An emerging identity
Overall, there’s a marked difference between this Steelers team and the one that Steelers Nation has grown accustomed to in the past. While it still reverts occasionally to old habits, the Steelers’ offense is becoming more similar in character by the week to the one we saw at the beginning of Big Ben’s career or—for that matter—all the way back to the days of Bradshaw, Rocky and Franco. No longer is Roethlisberger trying to blow opponents out of the stadium with a hail of long-range missiles. Armed with their superstar Bell, the Steelers instead are pounding defenses into submission, and Ben seems perfectly satisfied these days to run the ball, while looking to exploit occasional openings downfield. And this formula is starting to pay dividends after the offense initially got off to quite a rocky start back in September.
Of course, with the Steelers’ identity undergoing a makeover, there won’t be room to accommodate everyone on this journey. Based now on seven weeks of evidence, it appears unlikely that Martavis Bryant and Vance McDonald will figure prominently in the Steelers’ offensive plans moving forward.
Bryant hardly looks like the same player today who captivated Pittsburgh’s fan base two seasons ago. But perhaps this has less to do with any dropoff in Bryant’s skills than it does with a changing Steelers’ offensive scheme no longer reliant principally on the deep pass.

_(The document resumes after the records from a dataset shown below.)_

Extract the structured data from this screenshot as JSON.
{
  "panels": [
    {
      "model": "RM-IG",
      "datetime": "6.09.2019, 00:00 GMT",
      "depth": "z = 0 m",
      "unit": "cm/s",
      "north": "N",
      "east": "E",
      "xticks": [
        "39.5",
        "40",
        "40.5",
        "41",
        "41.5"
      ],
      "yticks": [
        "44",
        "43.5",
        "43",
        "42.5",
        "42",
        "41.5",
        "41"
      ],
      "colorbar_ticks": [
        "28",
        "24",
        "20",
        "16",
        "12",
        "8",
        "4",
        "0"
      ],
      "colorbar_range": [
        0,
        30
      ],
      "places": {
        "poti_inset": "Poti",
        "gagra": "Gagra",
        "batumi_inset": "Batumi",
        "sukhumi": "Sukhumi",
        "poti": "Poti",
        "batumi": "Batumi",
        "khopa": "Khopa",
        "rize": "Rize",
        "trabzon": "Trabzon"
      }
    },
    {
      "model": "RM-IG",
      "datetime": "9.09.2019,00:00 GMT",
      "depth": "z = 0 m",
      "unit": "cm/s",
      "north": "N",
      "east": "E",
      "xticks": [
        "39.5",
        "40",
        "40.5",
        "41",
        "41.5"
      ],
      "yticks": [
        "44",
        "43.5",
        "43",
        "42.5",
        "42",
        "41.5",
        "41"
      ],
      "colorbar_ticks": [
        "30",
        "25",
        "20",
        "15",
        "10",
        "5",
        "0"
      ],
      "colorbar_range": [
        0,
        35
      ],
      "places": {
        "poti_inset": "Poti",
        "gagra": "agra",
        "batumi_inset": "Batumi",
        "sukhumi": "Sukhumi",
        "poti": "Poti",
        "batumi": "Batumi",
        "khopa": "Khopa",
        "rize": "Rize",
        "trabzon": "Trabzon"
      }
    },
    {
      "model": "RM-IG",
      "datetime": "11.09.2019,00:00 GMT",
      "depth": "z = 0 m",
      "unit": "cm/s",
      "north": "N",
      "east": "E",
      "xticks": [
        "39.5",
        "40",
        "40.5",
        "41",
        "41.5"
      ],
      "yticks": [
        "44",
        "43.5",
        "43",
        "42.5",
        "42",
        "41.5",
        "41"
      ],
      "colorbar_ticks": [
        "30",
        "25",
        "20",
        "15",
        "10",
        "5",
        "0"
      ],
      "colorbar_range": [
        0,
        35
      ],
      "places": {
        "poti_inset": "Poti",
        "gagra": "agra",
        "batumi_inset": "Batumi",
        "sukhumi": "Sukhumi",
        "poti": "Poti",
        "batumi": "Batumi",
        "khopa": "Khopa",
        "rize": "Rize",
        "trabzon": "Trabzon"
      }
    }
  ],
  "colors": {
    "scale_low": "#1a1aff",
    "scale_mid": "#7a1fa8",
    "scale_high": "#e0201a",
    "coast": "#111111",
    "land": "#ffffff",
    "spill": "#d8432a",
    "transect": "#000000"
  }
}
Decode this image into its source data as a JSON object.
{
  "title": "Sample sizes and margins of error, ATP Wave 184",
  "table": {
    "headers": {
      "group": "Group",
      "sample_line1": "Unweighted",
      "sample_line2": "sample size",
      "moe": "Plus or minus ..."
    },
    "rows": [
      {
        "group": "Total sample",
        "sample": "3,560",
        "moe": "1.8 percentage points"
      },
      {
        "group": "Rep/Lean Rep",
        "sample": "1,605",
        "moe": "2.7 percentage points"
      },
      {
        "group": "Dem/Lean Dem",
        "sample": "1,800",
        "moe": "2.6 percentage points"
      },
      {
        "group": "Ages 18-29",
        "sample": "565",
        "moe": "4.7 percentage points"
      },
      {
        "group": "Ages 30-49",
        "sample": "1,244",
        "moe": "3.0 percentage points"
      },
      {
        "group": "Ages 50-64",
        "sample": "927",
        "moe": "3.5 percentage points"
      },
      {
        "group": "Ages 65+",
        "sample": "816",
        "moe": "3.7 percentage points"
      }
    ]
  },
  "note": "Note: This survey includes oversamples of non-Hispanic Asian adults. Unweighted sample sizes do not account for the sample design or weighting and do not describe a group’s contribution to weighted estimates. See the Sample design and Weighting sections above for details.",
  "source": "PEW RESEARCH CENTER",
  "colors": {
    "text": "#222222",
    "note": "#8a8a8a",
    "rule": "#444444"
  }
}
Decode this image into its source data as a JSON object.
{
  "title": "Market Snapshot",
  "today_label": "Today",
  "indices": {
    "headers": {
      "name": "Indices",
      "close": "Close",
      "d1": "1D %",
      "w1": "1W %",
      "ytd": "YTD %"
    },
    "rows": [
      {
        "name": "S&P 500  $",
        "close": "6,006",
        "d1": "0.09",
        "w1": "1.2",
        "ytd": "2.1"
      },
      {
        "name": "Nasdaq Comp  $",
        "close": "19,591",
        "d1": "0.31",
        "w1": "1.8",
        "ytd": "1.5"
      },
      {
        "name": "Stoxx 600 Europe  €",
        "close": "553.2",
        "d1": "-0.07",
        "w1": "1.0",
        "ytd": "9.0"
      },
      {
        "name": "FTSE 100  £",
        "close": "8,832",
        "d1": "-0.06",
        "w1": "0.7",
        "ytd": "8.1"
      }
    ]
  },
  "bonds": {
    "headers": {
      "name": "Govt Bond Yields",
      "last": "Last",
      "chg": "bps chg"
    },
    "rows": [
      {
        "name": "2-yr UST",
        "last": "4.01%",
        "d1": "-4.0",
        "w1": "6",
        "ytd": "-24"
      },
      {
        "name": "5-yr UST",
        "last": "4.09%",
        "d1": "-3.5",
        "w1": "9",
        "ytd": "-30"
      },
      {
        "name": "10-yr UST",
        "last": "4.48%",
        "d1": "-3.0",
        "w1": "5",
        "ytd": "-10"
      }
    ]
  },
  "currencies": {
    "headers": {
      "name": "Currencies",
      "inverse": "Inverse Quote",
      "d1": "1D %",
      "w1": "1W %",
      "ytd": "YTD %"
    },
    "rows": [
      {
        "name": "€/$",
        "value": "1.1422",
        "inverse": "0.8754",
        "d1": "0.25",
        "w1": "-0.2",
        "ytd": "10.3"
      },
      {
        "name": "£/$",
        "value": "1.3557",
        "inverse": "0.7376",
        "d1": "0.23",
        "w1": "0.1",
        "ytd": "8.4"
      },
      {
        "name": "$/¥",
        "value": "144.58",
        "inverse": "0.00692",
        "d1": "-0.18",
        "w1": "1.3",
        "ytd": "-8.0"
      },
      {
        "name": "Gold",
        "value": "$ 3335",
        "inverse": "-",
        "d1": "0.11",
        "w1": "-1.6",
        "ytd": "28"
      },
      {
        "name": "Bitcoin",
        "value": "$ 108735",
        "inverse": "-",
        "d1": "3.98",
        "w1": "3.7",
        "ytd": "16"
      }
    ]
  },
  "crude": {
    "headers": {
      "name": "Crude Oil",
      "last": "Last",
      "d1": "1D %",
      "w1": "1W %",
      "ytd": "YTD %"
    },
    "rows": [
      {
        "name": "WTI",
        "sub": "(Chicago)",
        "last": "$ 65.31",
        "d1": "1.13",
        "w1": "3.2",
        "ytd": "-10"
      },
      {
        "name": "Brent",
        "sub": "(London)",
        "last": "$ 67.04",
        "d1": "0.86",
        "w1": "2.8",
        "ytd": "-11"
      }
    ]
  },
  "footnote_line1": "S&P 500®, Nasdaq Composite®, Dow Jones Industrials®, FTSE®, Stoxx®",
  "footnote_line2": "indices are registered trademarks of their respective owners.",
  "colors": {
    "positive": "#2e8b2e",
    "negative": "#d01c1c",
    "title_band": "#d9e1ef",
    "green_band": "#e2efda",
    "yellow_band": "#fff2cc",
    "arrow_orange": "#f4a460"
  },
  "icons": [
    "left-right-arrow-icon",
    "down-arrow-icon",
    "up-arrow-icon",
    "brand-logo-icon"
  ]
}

It’s possible that the Steelers’ offense, in its current form, simply has less need for Bryant’s particular skill set. But these points might be moot after the rumor that Bryant wants to be traded was confirmed.
As for McDonald, there’s not a particularly huge market for tight ends who aren’t reliable, clutch receivers. While McDonald might be the most athletic of the team’s current tight ends, there was a sharp contrast between the touchdown pass he dropped in Sunday’s game and the way Xavier Grimble subsequently snagged a bullet from Roethlisberger in heavy traffic. With the emergence of Smith-Schuster and another NFL Draft opportunity on tap in 2018, don’t be too surprised if neither of these players are found on the Steelers’ roster next season. Bryant had only one reception for three yards on Sunday, while McDonald contributed two receptions for 37 yards, largely overshadowed by his drop in the end-zone.
Arrow pointing up
In 2016, the Steelers got progressively better as the season wore on, putting together an impressive drive during the second half of their regular-season schedule and into the playoffs. Based on their past-two weeks of play, it looks like the team might be starting to do the same thing again. Hopefully, the main difference this season will be that Pittsburgh’s offense and defense will continue growing together into dominant units. If the Steelers’ defense continues its smash-mouth ways, while the offense continues improving by the week, this might be a very dangerous group when playoff time rolls around.
With the New England Patriots apparently resuming their own dominant ways on Sunday night—dusting the Atlanta Falcons 23-7 at Gillette Stadium in a Super Bowl rematch—everyone knows where this thing is heading. And assuming that Pittsburgh’s recent impressive growth continues in the weeks ahead, Steelers Nation can look forward to a playoff team significantly more solid on both sides of the ball than the one that failed just one step short of another Super Bowl appearance last January.